Cloud providers can claim net-zero carbon emissions at a data center by matching avoided and / or captured emissions against emissions of consumed energy. This does not mean the provider is not producing carbon — it means the provider is transferring the carbon emissions to another organization’s share of carbon emissions or renewable energy use. Carbon offsets and RECs do not cut carbon sustainably, in the long term.

In the cloud model, application performance and resiliency are primarily the user’s responsibility — although many users do not fully realize this. Cloud providers offer services that users use to build applications; effectively, their responsibility ends with the provision of these services. The analogy of cloud services as toy bricks may seem trite, but it conveys some fundamental aspects of the cloud model effectively. The cloud provider is not responsible for the efficiency or performance of the applications that the customer builds.

The cloud model allows users to consume services when they need them; but this flexibility and freedom means users can consume more than they need, increasing costs and carbon emissions. To help manage this, cloud providers ask users to turn off capacity they do not need, and to resize virtual machines (VMs) to achieve higher utilization levels.

Cloud providers are also asking users to consider moving workloads to alternative regions where the electricity supply is less carbon heavy — a win-win situation that can often result in lower costs for customers and lower carbon emissions for providers. It is still the user’s job to make these changes, however, and to report their emissions accurately.

SPECpower is a database of power consumption at various points of utilization for a wide range of servers. Power is converted to an estimate of carbon emissions using data sourced from the European Environment Agency, the US Environmental Protection Agency and carbonfootprint.com.

In the cloud model, users can architect resiliency into their applications by distributing workloads across locations.
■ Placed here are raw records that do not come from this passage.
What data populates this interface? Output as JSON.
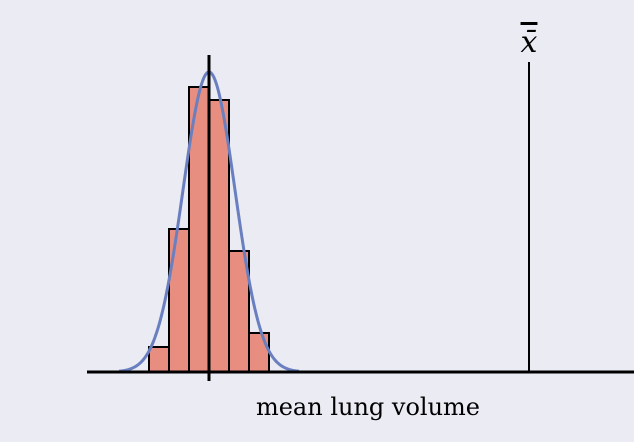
{
  "chart_data": {
    "type": "bar",
    "title": "",
    "xlabel": "mean lung volume",
    "ylabel": "",
    "bin_edges": [
      -3,
      -2,
      -1,
      0,
      1,
      2,
      3
    ],
    "values": [
      25,
      143,
      285,
      272,
      121,
      39
    ],
    "curve": {
      "type": "normal",
      "mean": 0,
      "sd": 1.3,
      "peak": 300
    },
    "center_line": 0,
    "marker": {
      "label": "x̄",
      "x": 16
    },
    "xlim": [
      -6,
      21
    ],
    "ylim": [
      0,
      320
    ],
    "grid": false,
    "colors": {
      "background": "#eaebf3",
      "bars": "#e88e80",
      "curve": "#6a7fbf",
      "lines": "#000000"
    }
  }
}
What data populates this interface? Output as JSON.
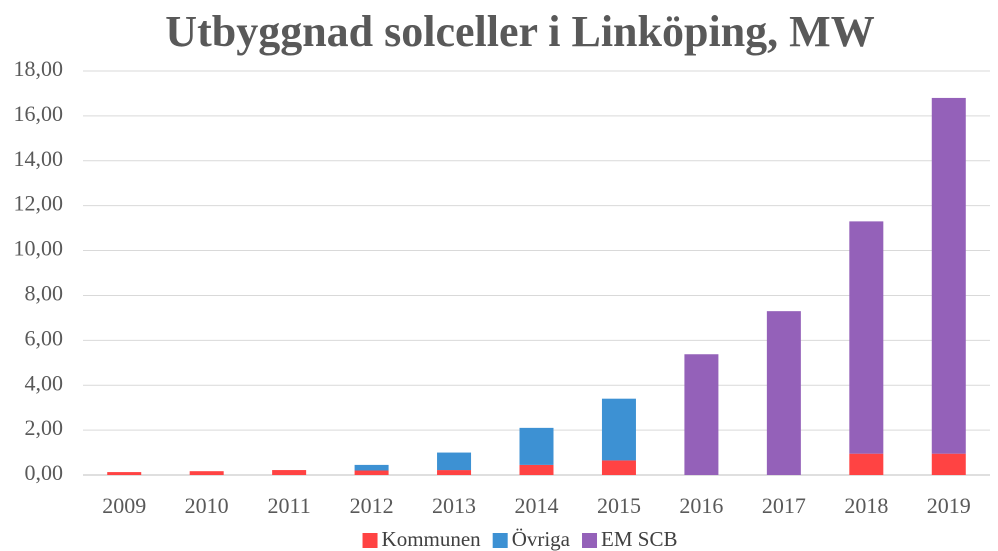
{
  "chart_data": {
    "type": "bar",
    "stacked": true,
    "title": "Utbyggnad solceller i Linköping, MW",
    "categories": [
      "2009",
      "2010",
      "2011",
      "2012",
      "2013",
      "2014",
      "2015",
      "2016",
      "2017",
      "2018",
      "2019"
    ],
    "series": [
      {
        "name": "Kommunen",
        "color": "#ff4343",
        "values": [
          0.13,
          0.17,
          0.22,
          0.2,
          0.22,
          0.45,
          0.65,
          null,
          null,
          0.95,
          0.95
        ]
      },
      {
        "name": "Övriga",
        "color": "#3d91d3",
        "values": [
          null,
          null,
          null,
          0.25,
          0.78,
          1.65,
          2.75,
          null,
          null,
          null,
          null
        ]
      },
      {
        "name": "EM SCB",
        "color": "#9461b9",
        "values": [
          null,
          null,
          null,
          null,
          null,
          null,
          null,
          5.38,
          7.3,
          10.35,
          15.85
        ]
      }
    ],
    "ylim": [
      0,
      18
    ],
    "yticks": [
      {
        "value": 0,
        "label": "0,00"
      },
      {
        "value": 2,
        "label": "2,00"
      },
      {
        "value": 4,
        "label": "4,00"
      },
      {
        "value": 6,
        "label": "6,00"
      },
      {
        "value": 8,
        "label": "8,00"
      },
      {
        "value": 10,
        "label": "10,00"
      },
      {
        "value": 12,
        "label": "12,00"
      },
      {
        "value": 14,
        "label": "14,00"
      },
      {
        "value": 16,
        "label": "16,00"
      },
      {
        "value": 18,
        "label": "18,00"
      }
    ],
    "grid": true,
    "legend": "bottom"
  }
}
By duplicating workloads, applications consume more cloud resources. Users consume more physical servers and power by consuming more cloud resources, and this greater consumption translates into greater carbon emissions.

In active-active models, underutilized VMs compound the carbon footprint of the application. The basis of active-active is that there are sufficient spare resources to take the strain should the whole zone or region go down. These excess, idle resources generate carbon even when not deriving any value for the organization.
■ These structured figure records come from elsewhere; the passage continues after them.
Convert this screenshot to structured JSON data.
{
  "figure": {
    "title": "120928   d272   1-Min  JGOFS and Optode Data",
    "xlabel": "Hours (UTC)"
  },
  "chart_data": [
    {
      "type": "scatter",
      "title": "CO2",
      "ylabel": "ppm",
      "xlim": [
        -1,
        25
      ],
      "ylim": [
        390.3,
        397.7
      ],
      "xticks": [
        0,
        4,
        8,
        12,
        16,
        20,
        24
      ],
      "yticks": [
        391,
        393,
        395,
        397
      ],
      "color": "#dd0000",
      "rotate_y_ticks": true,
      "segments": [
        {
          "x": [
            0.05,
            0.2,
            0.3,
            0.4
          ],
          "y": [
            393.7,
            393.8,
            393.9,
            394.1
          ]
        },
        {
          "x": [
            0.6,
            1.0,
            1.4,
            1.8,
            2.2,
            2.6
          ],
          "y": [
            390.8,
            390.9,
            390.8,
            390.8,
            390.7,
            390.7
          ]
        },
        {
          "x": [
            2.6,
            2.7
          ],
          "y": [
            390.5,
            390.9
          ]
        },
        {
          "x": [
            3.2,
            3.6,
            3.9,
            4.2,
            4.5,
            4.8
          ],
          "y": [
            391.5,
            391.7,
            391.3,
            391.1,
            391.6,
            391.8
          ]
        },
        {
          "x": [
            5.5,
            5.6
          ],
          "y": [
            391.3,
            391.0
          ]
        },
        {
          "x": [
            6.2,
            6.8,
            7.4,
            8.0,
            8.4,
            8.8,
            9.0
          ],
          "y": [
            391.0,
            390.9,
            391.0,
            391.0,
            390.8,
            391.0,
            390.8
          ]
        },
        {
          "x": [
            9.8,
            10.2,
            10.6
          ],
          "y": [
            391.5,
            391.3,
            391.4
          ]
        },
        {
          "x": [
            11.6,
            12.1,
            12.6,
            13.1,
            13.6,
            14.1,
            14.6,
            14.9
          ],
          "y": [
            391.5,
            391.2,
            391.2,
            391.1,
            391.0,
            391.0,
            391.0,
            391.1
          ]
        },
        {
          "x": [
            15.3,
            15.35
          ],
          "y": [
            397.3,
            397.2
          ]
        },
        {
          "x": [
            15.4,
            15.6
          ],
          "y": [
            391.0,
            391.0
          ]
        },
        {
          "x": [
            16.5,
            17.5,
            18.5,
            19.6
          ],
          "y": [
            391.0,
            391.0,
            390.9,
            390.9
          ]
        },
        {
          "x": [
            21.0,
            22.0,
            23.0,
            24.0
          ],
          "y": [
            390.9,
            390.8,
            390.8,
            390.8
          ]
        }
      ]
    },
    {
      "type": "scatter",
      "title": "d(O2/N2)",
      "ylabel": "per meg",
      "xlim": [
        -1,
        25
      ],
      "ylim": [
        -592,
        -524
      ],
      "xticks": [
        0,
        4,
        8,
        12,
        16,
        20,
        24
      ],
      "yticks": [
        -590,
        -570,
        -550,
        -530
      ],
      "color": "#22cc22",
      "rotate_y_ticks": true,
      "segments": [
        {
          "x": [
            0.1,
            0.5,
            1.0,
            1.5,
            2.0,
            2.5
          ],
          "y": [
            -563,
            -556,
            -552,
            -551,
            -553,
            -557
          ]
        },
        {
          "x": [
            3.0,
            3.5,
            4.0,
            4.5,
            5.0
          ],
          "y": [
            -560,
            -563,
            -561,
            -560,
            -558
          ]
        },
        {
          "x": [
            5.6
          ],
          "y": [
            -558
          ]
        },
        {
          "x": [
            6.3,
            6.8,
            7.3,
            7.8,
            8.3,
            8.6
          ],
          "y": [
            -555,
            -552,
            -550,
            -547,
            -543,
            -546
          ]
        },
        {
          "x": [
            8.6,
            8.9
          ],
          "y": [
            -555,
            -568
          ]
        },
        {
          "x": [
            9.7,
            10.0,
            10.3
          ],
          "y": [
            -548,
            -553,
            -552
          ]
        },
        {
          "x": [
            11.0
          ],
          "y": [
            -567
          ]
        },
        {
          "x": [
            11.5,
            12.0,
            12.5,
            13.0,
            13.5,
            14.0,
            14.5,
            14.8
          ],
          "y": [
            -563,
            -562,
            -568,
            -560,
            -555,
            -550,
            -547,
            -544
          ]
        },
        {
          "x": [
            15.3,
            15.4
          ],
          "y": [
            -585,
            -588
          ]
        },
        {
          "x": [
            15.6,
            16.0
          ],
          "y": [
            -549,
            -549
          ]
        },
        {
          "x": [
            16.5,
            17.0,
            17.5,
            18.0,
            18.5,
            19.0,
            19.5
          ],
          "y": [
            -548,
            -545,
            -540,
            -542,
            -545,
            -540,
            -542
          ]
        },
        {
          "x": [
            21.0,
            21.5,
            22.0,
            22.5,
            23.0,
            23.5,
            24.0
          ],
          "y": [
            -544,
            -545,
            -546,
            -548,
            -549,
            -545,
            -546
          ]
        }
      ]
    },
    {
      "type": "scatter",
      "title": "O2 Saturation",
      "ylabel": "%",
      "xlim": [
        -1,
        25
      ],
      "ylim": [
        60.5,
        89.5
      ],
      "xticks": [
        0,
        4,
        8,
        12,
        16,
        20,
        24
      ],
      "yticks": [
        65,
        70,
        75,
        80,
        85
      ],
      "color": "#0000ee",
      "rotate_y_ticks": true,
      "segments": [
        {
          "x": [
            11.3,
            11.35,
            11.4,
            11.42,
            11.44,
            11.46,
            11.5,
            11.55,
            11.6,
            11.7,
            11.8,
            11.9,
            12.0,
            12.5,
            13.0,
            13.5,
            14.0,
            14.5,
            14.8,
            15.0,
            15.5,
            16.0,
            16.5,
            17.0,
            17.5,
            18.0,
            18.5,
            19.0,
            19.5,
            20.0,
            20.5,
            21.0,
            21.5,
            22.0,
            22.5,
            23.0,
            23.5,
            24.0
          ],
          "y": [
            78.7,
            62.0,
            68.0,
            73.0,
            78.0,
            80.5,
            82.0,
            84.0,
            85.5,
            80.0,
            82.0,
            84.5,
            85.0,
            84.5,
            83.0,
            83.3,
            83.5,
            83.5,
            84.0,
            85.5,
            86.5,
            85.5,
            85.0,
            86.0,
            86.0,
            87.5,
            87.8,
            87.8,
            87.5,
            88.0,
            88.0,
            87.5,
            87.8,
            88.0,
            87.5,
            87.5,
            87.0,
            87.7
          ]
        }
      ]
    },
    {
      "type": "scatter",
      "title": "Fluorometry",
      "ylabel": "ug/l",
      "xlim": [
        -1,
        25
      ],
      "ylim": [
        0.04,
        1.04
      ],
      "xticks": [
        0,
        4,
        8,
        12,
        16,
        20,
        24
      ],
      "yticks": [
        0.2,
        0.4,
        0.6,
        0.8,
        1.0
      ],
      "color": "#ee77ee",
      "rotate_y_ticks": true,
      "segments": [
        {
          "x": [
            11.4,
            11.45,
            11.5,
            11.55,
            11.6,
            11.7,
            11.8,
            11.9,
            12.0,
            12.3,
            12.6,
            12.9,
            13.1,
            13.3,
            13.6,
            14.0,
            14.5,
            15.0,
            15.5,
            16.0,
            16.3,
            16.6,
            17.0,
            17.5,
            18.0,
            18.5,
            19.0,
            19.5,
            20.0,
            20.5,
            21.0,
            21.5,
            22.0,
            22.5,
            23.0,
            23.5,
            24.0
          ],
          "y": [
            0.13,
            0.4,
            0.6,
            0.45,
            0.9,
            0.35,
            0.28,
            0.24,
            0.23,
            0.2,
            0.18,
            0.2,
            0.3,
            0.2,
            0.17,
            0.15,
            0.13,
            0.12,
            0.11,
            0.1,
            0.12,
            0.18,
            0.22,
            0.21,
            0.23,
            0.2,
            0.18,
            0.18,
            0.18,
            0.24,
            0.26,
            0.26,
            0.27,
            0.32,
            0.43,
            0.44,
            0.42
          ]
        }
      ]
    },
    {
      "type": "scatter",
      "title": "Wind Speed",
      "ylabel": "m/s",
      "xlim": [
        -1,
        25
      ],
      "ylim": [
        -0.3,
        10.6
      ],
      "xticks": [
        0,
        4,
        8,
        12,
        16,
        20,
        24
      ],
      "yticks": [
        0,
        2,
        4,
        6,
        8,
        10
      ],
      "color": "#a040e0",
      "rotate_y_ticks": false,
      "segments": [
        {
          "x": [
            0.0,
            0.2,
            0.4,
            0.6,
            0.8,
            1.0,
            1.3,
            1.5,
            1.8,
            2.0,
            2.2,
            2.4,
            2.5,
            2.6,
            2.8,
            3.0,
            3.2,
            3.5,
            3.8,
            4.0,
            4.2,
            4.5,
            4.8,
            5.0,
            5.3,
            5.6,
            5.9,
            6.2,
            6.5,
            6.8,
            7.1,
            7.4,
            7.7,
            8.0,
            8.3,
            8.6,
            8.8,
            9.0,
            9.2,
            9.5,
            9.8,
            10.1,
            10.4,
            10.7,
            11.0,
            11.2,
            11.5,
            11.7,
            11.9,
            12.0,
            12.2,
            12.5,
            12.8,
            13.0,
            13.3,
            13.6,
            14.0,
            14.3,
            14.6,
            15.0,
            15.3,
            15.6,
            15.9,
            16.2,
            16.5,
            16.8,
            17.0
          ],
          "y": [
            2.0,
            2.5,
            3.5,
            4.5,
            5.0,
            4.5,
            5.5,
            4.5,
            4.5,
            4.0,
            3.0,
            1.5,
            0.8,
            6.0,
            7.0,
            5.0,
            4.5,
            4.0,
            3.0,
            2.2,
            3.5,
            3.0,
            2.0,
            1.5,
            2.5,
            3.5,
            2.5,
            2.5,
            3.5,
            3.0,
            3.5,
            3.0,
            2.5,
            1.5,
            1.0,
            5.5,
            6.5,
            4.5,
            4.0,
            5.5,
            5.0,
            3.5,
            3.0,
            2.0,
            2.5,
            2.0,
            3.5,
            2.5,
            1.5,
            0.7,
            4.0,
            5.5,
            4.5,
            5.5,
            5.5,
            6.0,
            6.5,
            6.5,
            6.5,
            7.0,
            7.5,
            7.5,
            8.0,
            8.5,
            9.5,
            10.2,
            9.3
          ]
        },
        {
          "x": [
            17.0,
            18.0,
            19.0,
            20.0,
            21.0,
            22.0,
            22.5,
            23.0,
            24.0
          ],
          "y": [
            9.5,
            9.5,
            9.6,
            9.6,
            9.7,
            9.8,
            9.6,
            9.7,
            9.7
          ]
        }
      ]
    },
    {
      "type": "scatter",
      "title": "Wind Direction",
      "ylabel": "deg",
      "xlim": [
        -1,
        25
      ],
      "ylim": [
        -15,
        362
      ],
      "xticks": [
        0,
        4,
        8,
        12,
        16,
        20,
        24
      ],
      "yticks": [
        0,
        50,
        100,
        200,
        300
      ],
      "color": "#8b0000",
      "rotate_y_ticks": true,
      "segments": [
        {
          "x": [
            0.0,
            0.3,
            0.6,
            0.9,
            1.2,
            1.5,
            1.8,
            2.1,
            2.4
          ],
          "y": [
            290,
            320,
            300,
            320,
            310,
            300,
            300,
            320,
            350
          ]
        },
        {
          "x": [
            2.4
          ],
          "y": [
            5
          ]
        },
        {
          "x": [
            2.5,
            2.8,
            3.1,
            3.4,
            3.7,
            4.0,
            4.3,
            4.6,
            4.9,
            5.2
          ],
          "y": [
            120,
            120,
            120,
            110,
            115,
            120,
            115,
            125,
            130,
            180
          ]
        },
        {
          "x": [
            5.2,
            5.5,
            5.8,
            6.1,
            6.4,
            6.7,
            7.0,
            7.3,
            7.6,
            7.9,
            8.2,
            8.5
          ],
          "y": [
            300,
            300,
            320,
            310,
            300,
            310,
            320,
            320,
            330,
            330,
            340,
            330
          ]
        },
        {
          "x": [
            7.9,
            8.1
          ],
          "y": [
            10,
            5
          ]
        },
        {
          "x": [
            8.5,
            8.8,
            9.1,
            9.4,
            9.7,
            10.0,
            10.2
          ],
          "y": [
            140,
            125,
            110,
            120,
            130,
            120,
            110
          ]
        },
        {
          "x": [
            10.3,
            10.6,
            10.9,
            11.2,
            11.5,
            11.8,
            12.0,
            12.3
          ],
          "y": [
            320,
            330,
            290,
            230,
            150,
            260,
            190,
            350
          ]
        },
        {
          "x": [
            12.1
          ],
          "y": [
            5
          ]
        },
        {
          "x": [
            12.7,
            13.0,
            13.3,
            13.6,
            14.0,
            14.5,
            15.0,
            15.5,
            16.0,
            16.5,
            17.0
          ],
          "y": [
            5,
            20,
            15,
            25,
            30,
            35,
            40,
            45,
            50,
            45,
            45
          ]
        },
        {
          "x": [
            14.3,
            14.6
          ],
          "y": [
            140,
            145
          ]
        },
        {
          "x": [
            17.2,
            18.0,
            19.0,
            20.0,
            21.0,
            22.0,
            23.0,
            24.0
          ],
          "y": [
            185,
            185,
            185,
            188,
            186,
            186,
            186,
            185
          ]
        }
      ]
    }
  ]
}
A fair compromise is an active-failover model, which reduces costs and carbon but sacrifices recovery time. An active-failover model across availability zones, for example, costs just 14% more than an unprotected application, but still produces 39% more carbon.

By deploying across VMs in separate availability zones, instead of within a single zone, users should expect availability to rise from 99.95% to 99.99%, with no increase in carbon emissions or cost.

Organizations need to factor sustainability into their applications, but in the context of specific business requirements. Cutting carbon is an important goal, but not perhaps to the detriment of mission-critical applications’ stability.

There are simple approaches organizations can take to reduce carbon without having to rearchitect an application, such as:

• Turning off idle VMs, including those architected for resiliency.
• Choosing better-sized VMs, with higher utilization levels.
• Selecting VMs with more power-efficient chips.

The baseline application used for carbon comparisons is “stateless.” This means the application does not store any new information from end-user requests and does not perform any task based on past transactions. A simple web service is stateless: users request a page, and the page is returned.